Tale statuizione si pone, di conseguenza, in assoluto contrasto - mediante una motivazione viziata da evidente illogicità e contraddittorietà - con i fatti così come accertati dallo stesso Tribunale in relazione ai quali: a) il Ruotolo, in un primo periodo, è stato dipendente della "ditta individuale BUONO RENATO" e non della "ditta individuale BUONO CUSTODIO" (che, pertanto, non era "imprenditore individuale"); b) non vi è stato, comunque, trasferimento di azienda dalla "ditta individuale Buono Custodio" alla s.n.c. "Falegnameria Buono Custodio e Buono Basilio", poiché alla data della costituzione di detta società (22 dicembre 1988) il Ruotolo prestava lavoro alle dipendenze della "ditta individuale Buono Renato" ed ha continuato a prestarvi servizio fino al luglio 1989 per poi (solo in data 10 gennaio 1992) instaurare un rapporto di lavoro con la cennata società.
L'operazione valutativa siccome erroneamente compiuta dal Giudice di appello nel relativo percorso motivazionale si pone in violazione - in riferimento alle specifiche censure addotte in merito dal ricorrente - con quanto sancito dall'art. 360 nn. 3 e 5 cod. proc. civ. anche perché del tutto immotivatamente il Tribunale di Torre Annunziata ha disatteso il principio secondo cui il socio di una società in nome collettivo (che, alla pari del socio accomandatario di una società in accomandita semplice, risponde solidalmente ed illimitatamente per le obbligazioni sociali) può fondatamente eccepire il proprio difetto di legittimazione passiva (cfr.
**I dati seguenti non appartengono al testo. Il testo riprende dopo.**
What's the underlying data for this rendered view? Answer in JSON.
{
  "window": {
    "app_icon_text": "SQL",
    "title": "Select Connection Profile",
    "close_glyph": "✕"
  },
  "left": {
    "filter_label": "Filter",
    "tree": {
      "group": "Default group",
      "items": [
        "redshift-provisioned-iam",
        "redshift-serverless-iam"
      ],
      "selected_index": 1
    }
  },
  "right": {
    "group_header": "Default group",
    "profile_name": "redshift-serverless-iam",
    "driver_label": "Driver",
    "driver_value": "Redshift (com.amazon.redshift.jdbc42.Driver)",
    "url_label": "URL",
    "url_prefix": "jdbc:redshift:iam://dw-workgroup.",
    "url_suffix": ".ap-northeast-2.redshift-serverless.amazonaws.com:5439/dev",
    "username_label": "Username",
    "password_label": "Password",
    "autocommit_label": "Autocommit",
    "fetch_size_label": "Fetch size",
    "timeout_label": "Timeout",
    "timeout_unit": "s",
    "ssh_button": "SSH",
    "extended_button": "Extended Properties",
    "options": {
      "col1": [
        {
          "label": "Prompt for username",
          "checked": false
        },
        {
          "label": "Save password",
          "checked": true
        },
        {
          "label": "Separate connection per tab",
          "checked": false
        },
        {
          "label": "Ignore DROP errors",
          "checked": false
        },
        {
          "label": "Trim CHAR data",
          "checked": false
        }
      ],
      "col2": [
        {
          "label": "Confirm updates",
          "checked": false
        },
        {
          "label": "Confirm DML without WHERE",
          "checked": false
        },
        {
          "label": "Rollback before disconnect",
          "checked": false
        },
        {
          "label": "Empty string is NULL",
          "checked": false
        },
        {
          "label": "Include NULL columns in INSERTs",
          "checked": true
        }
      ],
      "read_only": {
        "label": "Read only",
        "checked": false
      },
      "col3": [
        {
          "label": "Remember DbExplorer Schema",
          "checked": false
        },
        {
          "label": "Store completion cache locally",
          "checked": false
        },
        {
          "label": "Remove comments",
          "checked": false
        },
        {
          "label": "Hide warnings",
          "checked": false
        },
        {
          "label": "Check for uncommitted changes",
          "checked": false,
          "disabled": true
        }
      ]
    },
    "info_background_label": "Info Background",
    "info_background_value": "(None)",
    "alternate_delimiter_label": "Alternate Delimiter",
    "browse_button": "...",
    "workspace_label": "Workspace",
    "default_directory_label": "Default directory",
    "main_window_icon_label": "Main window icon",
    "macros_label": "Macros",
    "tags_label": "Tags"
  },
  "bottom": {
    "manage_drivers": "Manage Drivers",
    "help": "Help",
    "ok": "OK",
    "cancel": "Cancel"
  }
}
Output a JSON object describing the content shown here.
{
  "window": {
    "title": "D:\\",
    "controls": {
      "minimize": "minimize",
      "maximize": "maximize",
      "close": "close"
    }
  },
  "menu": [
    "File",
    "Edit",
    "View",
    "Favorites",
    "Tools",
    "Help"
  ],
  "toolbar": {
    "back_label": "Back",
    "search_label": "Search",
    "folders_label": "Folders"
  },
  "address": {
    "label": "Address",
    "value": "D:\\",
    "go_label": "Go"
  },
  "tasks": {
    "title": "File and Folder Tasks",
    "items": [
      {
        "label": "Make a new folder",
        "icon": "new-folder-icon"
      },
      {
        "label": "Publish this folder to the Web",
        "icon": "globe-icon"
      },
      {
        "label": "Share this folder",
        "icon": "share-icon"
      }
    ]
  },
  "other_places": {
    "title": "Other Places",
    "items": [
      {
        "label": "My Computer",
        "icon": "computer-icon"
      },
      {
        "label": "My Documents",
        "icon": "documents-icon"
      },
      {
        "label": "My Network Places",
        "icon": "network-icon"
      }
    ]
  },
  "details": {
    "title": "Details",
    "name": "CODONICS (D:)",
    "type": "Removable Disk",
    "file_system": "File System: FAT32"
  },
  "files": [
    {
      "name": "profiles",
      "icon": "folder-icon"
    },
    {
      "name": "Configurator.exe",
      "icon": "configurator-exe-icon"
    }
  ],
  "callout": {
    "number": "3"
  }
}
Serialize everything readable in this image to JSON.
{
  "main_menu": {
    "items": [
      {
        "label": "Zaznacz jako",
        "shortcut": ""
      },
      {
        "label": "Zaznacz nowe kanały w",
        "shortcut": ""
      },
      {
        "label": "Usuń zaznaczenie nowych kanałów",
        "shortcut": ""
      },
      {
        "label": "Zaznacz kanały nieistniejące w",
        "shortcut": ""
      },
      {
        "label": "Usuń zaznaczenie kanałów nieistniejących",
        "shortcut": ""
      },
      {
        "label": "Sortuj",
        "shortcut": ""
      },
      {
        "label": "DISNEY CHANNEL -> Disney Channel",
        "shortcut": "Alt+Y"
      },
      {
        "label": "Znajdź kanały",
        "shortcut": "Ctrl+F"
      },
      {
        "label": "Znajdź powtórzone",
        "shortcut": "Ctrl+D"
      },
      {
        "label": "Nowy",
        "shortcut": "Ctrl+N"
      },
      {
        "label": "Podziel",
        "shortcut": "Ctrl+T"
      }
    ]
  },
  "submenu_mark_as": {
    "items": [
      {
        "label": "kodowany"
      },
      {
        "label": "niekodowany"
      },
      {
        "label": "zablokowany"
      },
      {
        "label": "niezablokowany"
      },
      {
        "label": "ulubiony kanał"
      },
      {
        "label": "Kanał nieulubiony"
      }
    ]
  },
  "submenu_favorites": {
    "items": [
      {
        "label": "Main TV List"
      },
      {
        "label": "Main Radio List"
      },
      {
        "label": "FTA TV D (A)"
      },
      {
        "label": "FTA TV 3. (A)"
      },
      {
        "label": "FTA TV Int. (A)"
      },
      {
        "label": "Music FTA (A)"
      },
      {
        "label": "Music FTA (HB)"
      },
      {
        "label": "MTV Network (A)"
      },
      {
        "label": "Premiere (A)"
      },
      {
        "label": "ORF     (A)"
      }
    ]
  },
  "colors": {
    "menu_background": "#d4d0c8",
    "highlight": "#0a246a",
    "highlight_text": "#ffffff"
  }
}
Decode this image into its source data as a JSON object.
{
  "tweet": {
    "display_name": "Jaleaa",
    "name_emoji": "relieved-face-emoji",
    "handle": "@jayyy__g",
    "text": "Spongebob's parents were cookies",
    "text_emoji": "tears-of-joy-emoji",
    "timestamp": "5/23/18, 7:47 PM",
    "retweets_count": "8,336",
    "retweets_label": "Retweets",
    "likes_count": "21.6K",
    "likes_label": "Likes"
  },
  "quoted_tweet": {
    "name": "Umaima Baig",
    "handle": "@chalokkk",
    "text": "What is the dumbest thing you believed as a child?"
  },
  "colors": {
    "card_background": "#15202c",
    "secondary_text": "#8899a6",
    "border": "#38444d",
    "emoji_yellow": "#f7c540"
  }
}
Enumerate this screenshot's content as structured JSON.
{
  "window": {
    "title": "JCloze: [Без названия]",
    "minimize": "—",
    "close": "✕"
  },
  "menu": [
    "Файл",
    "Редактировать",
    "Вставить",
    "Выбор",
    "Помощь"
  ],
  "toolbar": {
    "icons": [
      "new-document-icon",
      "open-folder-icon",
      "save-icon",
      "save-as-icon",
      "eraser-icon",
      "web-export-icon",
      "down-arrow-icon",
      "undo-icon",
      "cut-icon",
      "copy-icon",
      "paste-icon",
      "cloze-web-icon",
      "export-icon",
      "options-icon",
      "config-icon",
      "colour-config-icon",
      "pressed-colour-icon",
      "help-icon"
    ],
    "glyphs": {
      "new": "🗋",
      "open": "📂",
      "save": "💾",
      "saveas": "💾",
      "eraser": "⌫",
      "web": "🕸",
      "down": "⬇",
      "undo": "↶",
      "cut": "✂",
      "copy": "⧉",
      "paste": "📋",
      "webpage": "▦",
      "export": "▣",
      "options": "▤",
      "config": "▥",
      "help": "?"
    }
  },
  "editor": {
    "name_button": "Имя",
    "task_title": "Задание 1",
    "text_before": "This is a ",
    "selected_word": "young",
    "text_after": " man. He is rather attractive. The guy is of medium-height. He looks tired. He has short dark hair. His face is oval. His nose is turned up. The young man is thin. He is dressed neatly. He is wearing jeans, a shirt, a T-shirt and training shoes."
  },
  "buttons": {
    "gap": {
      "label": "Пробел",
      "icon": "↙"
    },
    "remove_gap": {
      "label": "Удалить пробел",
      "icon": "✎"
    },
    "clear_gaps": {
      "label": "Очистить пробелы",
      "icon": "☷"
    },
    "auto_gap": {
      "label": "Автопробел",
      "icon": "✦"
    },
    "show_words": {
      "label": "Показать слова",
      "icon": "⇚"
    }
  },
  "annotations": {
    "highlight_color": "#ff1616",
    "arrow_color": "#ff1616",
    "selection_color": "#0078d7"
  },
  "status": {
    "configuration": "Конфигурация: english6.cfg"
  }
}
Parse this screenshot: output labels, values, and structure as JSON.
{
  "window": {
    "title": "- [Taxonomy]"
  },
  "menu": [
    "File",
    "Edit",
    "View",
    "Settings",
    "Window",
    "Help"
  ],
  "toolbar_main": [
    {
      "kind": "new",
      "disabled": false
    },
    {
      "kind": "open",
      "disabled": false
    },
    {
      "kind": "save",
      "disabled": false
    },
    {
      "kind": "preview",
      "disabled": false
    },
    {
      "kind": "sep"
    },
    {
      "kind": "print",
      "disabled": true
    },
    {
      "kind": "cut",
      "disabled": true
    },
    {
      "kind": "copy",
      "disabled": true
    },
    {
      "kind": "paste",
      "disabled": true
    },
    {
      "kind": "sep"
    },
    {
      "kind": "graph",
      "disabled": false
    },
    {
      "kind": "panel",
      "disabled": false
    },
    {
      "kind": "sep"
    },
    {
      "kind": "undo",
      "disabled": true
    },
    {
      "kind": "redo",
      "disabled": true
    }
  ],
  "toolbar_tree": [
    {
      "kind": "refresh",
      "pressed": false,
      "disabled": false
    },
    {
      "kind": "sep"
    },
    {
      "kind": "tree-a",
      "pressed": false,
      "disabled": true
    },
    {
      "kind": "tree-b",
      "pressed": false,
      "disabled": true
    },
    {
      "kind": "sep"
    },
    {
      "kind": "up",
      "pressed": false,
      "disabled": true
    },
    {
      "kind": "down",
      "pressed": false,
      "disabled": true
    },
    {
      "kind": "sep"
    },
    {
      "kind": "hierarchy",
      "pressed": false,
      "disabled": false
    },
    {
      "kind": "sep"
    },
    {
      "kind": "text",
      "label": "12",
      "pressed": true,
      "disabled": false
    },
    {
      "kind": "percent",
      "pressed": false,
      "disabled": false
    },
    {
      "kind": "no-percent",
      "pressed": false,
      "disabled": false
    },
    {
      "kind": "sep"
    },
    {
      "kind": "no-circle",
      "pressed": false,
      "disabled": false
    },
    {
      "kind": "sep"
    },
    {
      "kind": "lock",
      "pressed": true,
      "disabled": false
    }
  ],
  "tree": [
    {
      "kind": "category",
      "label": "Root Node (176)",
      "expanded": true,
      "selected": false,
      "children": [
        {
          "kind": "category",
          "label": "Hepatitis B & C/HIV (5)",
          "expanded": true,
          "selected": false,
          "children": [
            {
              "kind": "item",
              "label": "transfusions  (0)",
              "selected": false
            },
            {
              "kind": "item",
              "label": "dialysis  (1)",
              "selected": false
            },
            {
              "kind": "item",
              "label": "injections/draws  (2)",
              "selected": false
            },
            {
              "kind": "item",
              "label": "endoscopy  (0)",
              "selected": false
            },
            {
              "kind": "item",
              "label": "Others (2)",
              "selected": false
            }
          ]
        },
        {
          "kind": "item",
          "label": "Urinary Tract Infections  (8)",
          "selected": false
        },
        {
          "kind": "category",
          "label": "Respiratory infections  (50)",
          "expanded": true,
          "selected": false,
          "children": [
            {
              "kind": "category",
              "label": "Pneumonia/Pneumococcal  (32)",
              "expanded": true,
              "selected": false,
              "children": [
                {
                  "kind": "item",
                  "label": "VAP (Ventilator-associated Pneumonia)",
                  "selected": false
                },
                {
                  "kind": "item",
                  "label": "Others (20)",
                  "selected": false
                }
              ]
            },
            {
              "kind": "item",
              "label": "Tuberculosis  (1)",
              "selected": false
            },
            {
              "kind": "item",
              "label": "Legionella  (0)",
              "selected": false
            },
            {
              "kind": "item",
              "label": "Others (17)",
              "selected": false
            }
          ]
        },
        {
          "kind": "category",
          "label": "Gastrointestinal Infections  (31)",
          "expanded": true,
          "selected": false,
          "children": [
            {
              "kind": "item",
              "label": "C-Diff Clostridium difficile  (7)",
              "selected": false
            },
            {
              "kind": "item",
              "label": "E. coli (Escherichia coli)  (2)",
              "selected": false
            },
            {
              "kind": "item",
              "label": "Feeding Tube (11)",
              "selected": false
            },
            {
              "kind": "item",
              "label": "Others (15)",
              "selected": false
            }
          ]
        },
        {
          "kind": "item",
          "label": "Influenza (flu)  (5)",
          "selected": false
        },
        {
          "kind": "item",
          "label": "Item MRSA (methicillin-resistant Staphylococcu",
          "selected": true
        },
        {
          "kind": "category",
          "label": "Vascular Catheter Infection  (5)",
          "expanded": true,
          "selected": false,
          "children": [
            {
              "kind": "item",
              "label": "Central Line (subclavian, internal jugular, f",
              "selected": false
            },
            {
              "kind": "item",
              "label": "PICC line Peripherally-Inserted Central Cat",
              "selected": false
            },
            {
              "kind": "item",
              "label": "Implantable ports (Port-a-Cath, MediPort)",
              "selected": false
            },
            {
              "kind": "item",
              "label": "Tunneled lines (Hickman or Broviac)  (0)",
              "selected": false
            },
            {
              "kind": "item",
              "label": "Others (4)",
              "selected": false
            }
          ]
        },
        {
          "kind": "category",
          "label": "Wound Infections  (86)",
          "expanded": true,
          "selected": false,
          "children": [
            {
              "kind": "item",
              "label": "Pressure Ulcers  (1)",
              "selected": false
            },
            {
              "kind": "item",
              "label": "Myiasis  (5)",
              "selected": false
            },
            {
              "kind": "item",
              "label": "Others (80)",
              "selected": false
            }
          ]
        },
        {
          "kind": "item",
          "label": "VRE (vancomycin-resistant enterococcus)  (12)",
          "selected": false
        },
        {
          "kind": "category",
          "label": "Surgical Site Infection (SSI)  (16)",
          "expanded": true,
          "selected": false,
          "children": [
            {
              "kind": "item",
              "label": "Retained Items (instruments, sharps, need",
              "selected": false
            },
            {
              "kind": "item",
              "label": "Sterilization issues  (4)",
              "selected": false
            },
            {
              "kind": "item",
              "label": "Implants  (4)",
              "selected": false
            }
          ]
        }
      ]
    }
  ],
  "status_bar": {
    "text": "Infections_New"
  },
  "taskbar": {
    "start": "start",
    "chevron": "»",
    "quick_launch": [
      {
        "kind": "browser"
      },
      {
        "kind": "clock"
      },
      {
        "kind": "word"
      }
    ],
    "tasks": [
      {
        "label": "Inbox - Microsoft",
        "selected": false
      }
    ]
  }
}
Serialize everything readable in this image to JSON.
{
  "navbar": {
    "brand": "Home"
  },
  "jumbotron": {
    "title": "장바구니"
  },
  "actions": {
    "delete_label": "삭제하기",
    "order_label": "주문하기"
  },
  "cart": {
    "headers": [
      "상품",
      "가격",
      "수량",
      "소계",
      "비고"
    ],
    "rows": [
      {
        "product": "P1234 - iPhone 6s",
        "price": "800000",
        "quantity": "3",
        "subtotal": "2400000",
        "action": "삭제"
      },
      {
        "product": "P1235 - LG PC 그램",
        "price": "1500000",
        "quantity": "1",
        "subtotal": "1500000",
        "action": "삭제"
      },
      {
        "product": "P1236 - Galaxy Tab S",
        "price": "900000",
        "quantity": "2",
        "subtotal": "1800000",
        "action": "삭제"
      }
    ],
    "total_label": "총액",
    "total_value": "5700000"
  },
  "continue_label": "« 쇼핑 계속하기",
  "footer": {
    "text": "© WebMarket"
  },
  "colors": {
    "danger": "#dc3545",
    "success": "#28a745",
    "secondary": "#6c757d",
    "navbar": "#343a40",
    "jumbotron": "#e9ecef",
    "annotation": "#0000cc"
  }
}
Cass. n. 10740/1996 che precisa testualmente: "il socio accomandatario di una società in accomandita semplice che, in relazione ad un rapporto di lavoro subordinato di cui sia parte la società, venga convenuto in giudizio quale titolare di un'inesistente ditta individuale, indicata quale parte di tale rapporto obbligatorio, può eccepire anche in appello, nonostante il regime di decadenza e preclusioni vigenti nel rito del lavoro, il proprio difetto di legittimazione passiva, poiché è in discussione, in tal caso, il merito della controversia, e la presenza di tutti gli elementi costitutivi della domanda vanno accertati anche d'ufficio; ne', ai fini del rigetto della deduzione difensiva in questione, può rilevare la responsabilità illimitata del socio accomandatario per i debiti della società, poiché l'accertamento di tale responsabilità presuppone pur sempre la chiamata in giudizio del socio come tale, anche per consentirgli di far valere in sede esecutiva il beneficio della previa escussione del patrimonio sociale").
4 -. In definitiva, alla stregua delle considerazioni svolte, i summenzionati vizi ed i riscontrati difetti di motivazione e di valutazione si risolvono in carenze decisive della sentenza impugnata, sicché - in accoglimento del ricorso proposto da Buono Custodio - la decisione del Tribunale di Torre Annunziata deve essere cassata e la causa rinviata ad altro giudice che provvederà al riesame della controversia tenendo conto di quanto dinanzi statuito e dando, poi, corretta e completa motivazione del decisum. Il Giudice del rinvio - che si designa nella Corte di Appello di Napoli - provvederà anche sulle spese del giudizio di legittimità. P.Q.M.
La Corte accoglie il ricorso; cassa la sentenza impugnata e rinvia, anche per le spese, alla Corte di Appello di Napoli.
Così deciso in Roma, il 18 maggio 2004.